In light of the failure of the rationalistic worldview to account for the origins of the life-determining assumptions that form the basis of any and all thought, might it not be wise to concede that the heathen Germanic people were on to something?
All Knowledge is Personal Knowledge
So, in the perspective of the people who told the tale of the Mead of Poetry around their hearth-fires on long winter nights, ultimate knowledge comes from the gods and arrives in flashes of overpowering inspiration.
In the modern world, we insist on dividing thought into two black and white categories: “objective” and “subjective.” But where in this dichotomy should we place the Germanic method of acquiring insight? Nowhere, of course.
The text of the tale as it’s recorded in Snorri Sturluson’sProse Edda could hardly have been worded in a way that more directly dissolves the object-subject dichotomy if this had been a conscious aim of Snorri’s (which we can safely assume it wasn’t). Snorri writes that “anyone who drinks of the mead will become a poet or a scholar.” In the terms of the subject-object dichotomy, poetry is a “subjective” activity because of the creativity and imagination it involves, whereas the work of the scholar is “objective” because of the dispassionate observation and analysis that he or she brings to his or her topic. But if, as in the above tale, poetry and scholarship have the same source – namely, the inspired thought of Odin – what then?

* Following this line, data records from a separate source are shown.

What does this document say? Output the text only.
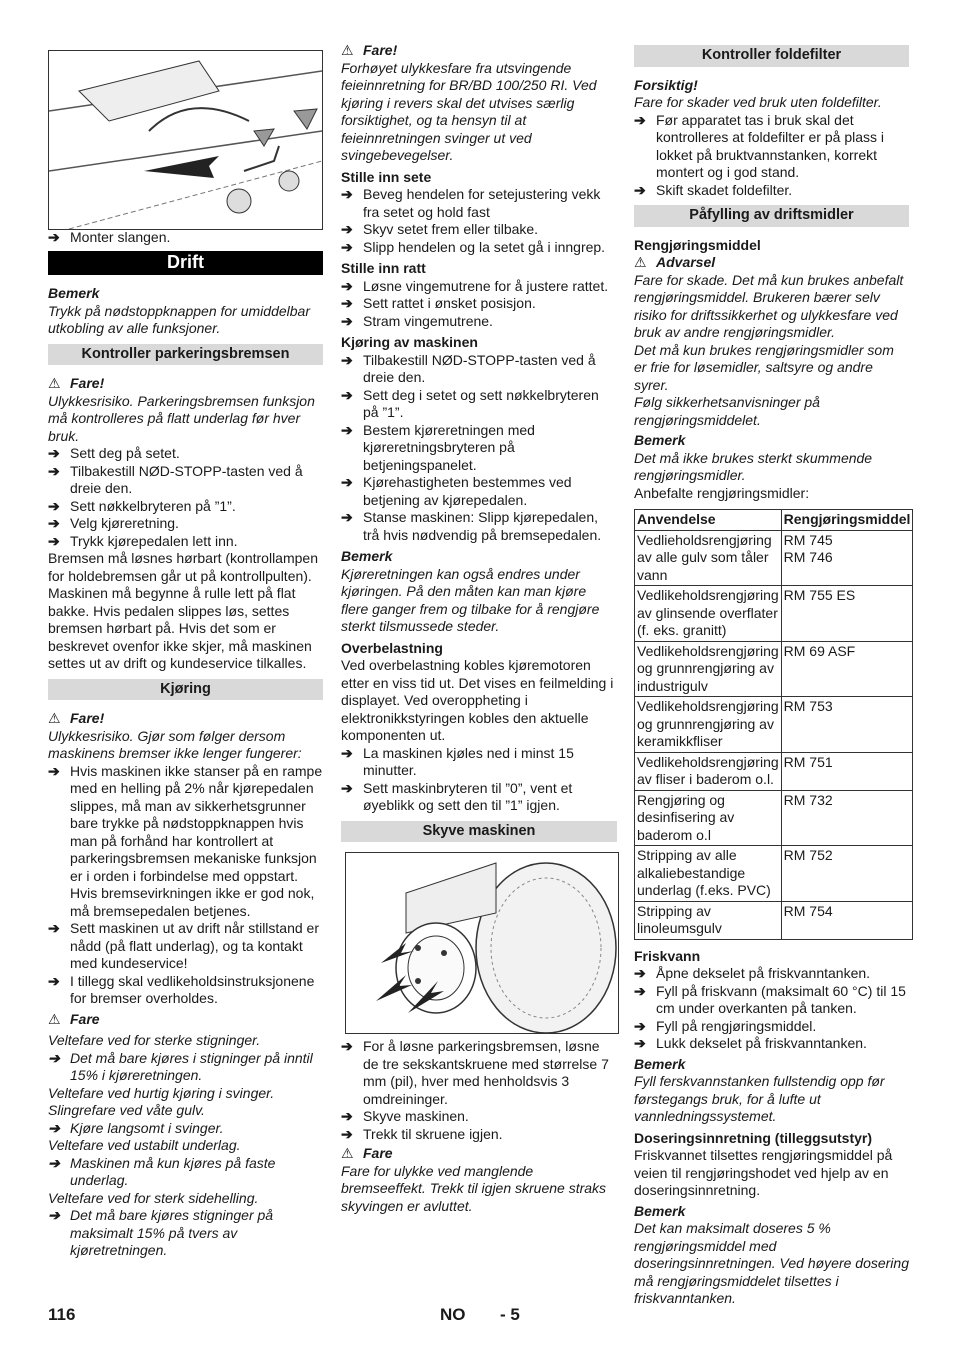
➔ Monter slangen.
Drift
Bemerk
Trykk på nødstoppknappen for umiddelbar utkobling av alle funksjoner.
Kontroller parkeringsbremsen
⚠ Fare!
Ulykkesrisiko. Parkeringsbremsen funksjon må kontrolleres på flatt underlag før hver bruk.
➔ Sett deg på setet.
➔ Tilbakestill NØD-STOPP-tasten ved å dreie den.
➔ Sett nøkkelbryteren på ”1”.
➔ Velg kjøreretning.
➔ Trykk kjørepedalen lett inn.
Bremsen må løsnes hørbart (kontrollampen for holdebremsen går ut på kontrollpulten). Maskinen må begynne å rulle lett på flat bakke. Hvis pedalen slippes løs, settes bremsen hørbart på. Hvis det som er beskrevet ovenfor ikke skjer, må maskinen settes ut av drift og kundeservice tilkalles.
Kjøring
⚠ Fare!
Ulykkesrisiko. Gjør som følger dersom maskinens bremser ikke lenger fungerer:
➔ Hvis maskinen ikke stanser på en rampe med en helling på 2% når kjørepedalen slippes, må man av sikkerhetsgrunner bare trykke på nødstoppknappen hvis man på forhånd har kontrollert at parkeringsbremsen mekaniske funksjon er i orden i forbindelse med oppstart. Hvis bremsevirkningen ikke er god nok, må bremsepedalen betjenes.
➔ Sett maskinen ut av drift når stillstand er nådd (på flatt underlag), og ta kontakt med kundeservice!
➔ I tillegg skal vedlikeholdsinstruksjonene for bremser overholdes.
⚠ Fare
Veltefare ved for sterke stigninger.
➔ Det må bare kjøres i stigninger på inntil 15% i kjøreretningen.
Veltefare ved hurtig kjøring i svinger. Slingrefare ved våte gulv.
➔ Kjøre langsomt i svinger.
Veltefare ved ustabilt underlag.
➔ Maskinen må kun kjøres på faste underlag.
Veltefare ved for sterk sidehelling.
➔ Det må bare kjøres stigninger på maksimalt 15% på tvers av kjøretretningen.
⚠ Fare!
Forhøyet ulykkesfare fra utsvingende feieinnretning for BR/BD 100/250 RI. Ved kjøring i revers skal det utvises særlig forsiktighet, og ta hensyn til at feieinnretningen svinger ut ved svingebevegelser.
Stille inn sete
➔ Beveg hendelen for setejustering vekk fra setet og hold fast
➔ Skyv setet frem eller tilbake.
➔ Slipp hendelen og la setet gå i inngrep.
Stille inn ratt
➔ Løsne vingemutrene for å justere rattet.
➔ Sett rattet i ønsket posisjon.
➔ Stram vingemutrene.
Kjøring av maskinen
➔ Tilbakestill NØD-STOPP-tasten ved å dreie den.
➔ Sett deg i setet og sett nøkkelbryteren på ”1”.
➔ Bestem kjøreretningen med kjøreretningsbryteren på betjeningspanelet.
➔ Kjørehastigheten bestemmes ved betjening av kjørepedalen.
➔ Stanse maskinen: Slipp kjørepedalen, trå hvis nødvendig på bremsepedalen.
Bemerk
Kjøreretningen kan også endres under kjøringen. På den måten kan man kjøre flere ganger frem og tilbake for å rengjøre sterkt tilsmussede steder.
Overbelastning
Ved overbelastning kobles kjøremotoren etter en viss tid ut. Det vises en feilmelding i displayet. Ved overoppheting i elektronikkstyringen kobles den aktuelle komponenten ut.
➔ La maskinen kjøles ned i minst 15 minutter.
➔ Sett maskinbryteren til ”0”, vent et øyeblikk og sett den til ”1” igjen.
Skyve maskinen
➔ For å løsne parkeringsbremsen, løsne de tre sekskantskruene med størrelse 7 mm (pil), hver med henholdsvis 3 omdreininger.
➔ Skyve maskinen.
➔ Trekk til skruene igjen.
⚠ Fare
Fare for ulykke ved manglende bremseeffekt. Trekk til igjen skruene straks skyvingen er avluttet.
Kontroller foldefilter
Forsiktig!
Fare for skader ved bruk uten foldefilter.
➔ Før apparatet tas i bruk skal det kontrolleres at foldefilter er på plass i lokket på bruktvannstanken, korrekt montert og i god stand.
➔ Skift skadet foldefilter.
Påfylling av driftsmidler
Rengjøringsmiddel
⚠ Advarsel
Fare for skade. Det må kun brukes anbefalt rengjøringsmiddel. Brukeren bærer selv risiko for driftssikkerhet og ulykkesfare ved bruk av andre rengjøringsmidler.
Det må kun brukes rengjøringsmidler som er frie for løsemidler, saltsyre og andre syrer.
Følg sikkerhetsanvisninger på rengjøringsmiddelet.
Bemerk
Det må ikke brukes sterkt skummende rengjøringsmidler.
Anbefalte rengjøringsmidler:
Anvendelse	Rengjøringsmiddel
Vedlieholdsrengjøring av alle gulv som tåler vann	RM 745
RM 746
Vedlikeholdsrengjøring av glinsende overflater (f. eks. granitt)	RM 755 ES
Vedlikeholdsrengjøring og grunnrengjøring av industrigulv	RM 69 ASF
Vedlikeholdsrengjøring og grunnrengjøring av keramikkfliser	RM 753
Vedlikeholdsrengjøring av fliser i baderom o.l.	RM 751
Rengjøring og desinfisering av baderom o.l	RM 732
Stripping av alle alkaliebestandige underlag (f.eks. PVC)	RM 752
Stripping av linoleumsgulv	RM 754
Friskvann
➔ Åpne dekselet på friskvanntanken.
➔ Fyll på friskvann (maksimalt 60 °C) til 15 cm under overkanten på tanken.
➔ Fyll på rengjøringsmiddel.
➔ Lukk dekselet på friskvanntanken.
Bemerk
Fyll ferskvannstanken fullstendig opp før førstegangs bruk, for å lufte ut vannledningssystemet.
Doseringsinnretning (tilleggsutstyr)
Friskvannet tilsettes rengjøringsmiddel på veien til rengjøringshodet ved hjelp av en doseringsinnretning.
Bemerk
Det kan maksimalt doseres 5 % rengjøringsmiddel med doseringsinnretningen. Ved høyere dosering må rengjøringsmiddelet tilsettes i friskvanntanken.
116	NO - 5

Then the subject-object dichotomy is useless. Observation and analysis can never be truly dispassionate, and creativity and imagination have some bearing on truth (they don’t belong solely to the realm of aesthetics or fantasy).
How, in this perspective, should we characterize knowledge? Rather than being “objective” or “subjective,” knowledge is personal – that is, all knowledge is held bysomeone with a particular perspective on reality, whose knowledge comes from someone in particular, and this knowledge is inevitably a knowledge of something to which the giver and the receiver of the knowledge stand in a particular relation. In other words, knowledge and truth are attributes of our relationships rather than things that just “are.” As our relationships with those around us – our fellow humans, gods, animals, trees, grasses, rivers, mountains, stars, clouds, winds (all of which are perceived to have personalities in the animistic Germanic worldview) – change, truth and knowledge change as well.

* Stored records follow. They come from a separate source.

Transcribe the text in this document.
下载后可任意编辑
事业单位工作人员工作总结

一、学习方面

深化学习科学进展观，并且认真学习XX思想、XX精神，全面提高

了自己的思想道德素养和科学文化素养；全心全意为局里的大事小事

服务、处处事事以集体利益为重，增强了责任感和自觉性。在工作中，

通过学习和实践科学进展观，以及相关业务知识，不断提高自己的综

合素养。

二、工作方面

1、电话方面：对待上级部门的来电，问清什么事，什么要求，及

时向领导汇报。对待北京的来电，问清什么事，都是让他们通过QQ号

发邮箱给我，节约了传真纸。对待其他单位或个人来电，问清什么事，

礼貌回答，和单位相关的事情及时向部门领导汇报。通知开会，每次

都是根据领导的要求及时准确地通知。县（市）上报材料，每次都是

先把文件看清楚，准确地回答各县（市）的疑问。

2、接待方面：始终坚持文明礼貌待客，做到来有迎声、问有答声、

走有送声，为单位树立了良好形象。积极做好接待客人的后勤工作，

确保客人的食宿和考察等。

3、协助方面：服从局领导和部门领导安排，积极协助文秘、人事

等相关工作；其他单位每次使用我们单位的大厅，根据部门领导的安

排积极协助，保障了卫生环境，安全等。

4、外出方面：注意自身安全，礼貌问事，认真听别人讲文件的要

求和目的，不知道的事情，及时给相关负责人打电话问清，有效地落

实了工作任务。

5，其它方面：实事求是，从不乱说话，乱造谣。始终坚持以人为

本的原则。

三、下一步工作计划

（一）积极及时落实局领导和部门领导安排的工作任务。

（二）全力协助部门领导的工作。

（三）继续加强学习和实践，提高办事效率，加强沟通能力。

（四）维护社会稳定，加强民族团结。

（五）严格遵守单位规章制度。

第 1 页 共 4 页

Thus it shouldn’t be surprising that different people hold such different views on what constitutes reality, since their relationships with those around them are different. Whether an idea is right or wrong can be judged only with reference to a particular matrix of interpersonal relationships, not by any absolute, impersonal, static – “objective” – standard.


References:
[1] Simek, Rudolf. 1993. Dictionary of Northern Mythology. Translated by Angela Hall. p. 184.
[2] Ibid. p. 84.
[3] Ibid. p. 97.
[4] Ibid. p. 304.
[5] Ibid. p. 154.
[6] Ibid. p. 124-125.
[7] The Poetic Edda. Hávamál, stanzas 104-110.
[8] Snorri Sturluson. The Prose Edda. Skálskaparmál.
[9] Heidegger, Martin. 1971. Poetry, Language, Thought. Edited and translated by Albert Hofstadter. p. 6.
[10] Bauschatz, Paul C. 1978. The Germanic Ritual Feast. InThe Nordic Languages and Modern Linguistics 3: Proceedings of the Third International Conference of Nordic and General Linguistics, University of Texas at Austin, April 5-9, 1976. Edited by John Weinstock.
[11] Hatab, Lawrence J. 1990. Myth and Philosophy: A Contest of Truths.

[12] Snorri Sturluson. The Prose Edda. Skáldskaparmál 5. The original Old Norse text reads, “hverr, er af drekkr, verðr skáld eða fræðamaðr.”